A remnant of courageous
Republicans stood against Jim Jordan’s campaign for speaker of
the House and twice rejected his bid.
They
did more than reject Jordan. They directly rejected the MAGA bullies Jordan
unleashed. As Aaron Blake reported,
several Republican members of Congress have directly condemned the tactics of
the MAGA right. Representatives Steve Womack of Arkansas, Kay Granger of Texas,
Jen Kiggans of Virginia, Carlos Giménez of Florida and Miller-Meeks have all
denounced the pressure campaign. And John Rutherford of Florida blamed Jordan
directly for the threats and acts of intimidation. He told The Washington Post’s Jaqueline Alemany that
Jordan’s “absolutely responsible for it” and that “nobody likes to have their
arm twisted.”
Their
courage wasn’t wasted. On Thursday morning, The Times reported that
Jordan wouldn’t immediately seek a third floor vote. Instead,
he would “endorse a plan to empower Representative Patrick T. McHenry of North
Carolina” to act as a temporary speaker until Jan. 3. At the same time,
however, Jordan wasn’t exactly standing down. Under his plan, he’d continue to
act as “speaker designee,”
which would permit him to continue whipping votes for his speaker bid, a
preposterous idea that would undermine the temporary speaker every day that
Jordan worked to sit in his chair.
Maybe
Jordan realized it was preposterous, too. By the afternoon, he was back to
offering himself for a third House vote on the speakership.
I’m grateful for the stand of a few stalwart Republicans. But their small number is one reason I remain profoundly concerned. We’ve watched pressure campaigns work on the right for eight long years, until the people who continue to resist dwindled to an ever-smaller minority — a minority strong enough to help block the worst excesses of the MAGA G.O.P. but far too weak to cleanse the Republican Party of its profound moral rot.

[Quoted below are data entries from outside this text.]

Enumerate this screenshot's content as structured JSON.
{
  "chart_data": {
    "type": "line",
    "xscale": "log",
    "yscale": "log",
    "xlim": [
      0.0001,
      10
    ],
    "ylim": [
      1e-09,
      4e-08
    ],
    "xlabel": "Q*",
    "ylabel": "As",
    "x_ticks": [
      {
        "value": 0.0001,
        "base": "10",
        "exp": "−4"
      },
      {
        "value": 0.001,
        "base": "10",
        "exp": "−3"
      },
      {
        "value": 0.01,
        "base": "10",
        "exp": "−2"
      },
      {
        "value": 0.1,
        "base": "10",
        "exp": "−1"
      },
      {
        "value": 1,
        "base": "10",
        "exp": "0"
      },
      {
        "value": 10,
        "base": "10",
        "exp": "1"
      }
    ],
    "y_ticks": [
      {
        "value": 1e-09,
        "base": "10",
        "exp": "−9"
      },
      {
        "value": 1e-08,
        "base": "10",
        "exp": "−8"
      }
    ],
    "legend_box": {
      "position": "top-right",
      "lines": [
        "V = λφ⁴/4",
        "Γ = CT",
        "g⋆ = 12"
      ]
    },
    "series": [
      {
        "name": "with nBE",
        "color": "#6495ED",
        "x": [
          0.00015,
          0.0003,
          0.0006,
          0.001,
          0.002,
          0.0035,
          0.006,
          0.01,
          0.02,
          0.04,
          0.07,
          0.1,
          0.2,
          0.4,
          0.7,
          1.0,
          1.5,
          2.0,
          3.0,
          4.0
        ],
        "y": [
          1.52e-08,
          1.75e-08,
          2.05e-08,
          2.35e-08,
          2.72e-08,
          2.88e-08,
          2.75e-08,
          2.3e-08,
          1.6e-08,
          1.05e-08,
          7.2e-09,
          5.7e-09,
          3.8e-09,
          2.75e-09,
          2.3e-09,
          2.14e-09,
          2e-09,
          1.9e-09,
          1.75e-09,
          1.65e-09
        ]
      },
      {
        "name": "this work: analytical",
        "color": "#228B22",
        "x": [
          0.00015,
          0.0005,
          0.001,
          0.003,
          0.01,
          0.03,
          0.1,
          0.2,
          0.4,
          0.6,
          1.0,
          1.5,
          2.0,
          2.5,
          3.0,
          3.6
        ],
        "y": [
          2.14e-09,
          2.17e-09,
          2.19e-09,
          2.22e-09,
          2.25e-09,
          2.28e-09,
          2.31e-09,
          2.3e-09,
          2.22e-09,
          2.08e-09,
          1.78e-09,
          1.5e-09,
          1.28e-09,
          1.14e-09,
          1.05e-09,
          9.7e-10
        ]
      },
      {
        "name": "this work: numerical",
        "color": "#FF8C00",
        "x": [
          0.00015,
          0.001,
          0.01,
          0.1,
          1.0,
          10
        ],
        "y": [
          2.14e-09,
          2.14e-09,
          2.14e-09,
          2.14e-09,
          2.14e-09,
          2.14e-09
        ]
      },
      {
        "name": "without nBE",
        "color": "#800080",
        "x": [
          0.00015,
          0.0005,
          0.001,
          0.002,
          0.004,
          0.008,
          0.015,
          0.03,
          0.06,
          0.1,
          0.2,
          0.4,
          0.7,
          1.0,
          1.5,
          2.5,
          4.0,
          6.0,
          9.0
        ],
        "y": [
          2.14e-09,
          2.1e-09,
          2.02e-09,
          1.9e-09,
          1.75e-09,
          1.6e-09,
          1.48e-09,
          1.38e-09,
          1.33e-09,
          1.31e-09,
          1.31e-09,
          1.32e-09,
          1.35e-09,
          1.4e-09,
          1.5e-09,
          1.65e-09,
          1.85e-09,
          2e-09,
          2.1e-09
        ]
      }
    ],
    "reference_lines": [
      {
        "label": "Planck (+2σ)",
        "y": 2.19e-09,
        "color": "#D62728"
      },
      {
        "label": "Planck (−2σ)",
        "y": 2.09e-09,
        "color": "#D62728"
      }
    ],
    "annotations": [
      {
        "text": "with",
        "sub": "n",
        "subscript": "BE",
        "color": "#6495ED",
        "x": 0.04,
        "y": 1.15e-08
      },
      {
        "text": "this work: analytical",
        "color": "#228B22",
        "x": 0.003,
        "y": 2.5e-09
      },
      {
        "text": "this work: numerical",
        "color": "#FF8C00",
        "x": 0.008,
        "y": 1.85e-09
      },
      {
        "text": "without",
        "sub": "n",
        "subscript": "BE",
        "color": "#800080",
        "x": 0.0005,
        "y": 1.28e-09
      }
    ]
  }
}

The battle over the next speaker is yet another proxy
fight for the soul of the American right, and the fact that a man like Jim
Jordan has come so close to such extraordinary power is proof that the rot runs
deep. Only a very small minority of elected Republicans have passed the test.
Signs of courage remain, but as long as men like Jim Jordan and Donald Trump
run the G.O.P., the bullies still reign.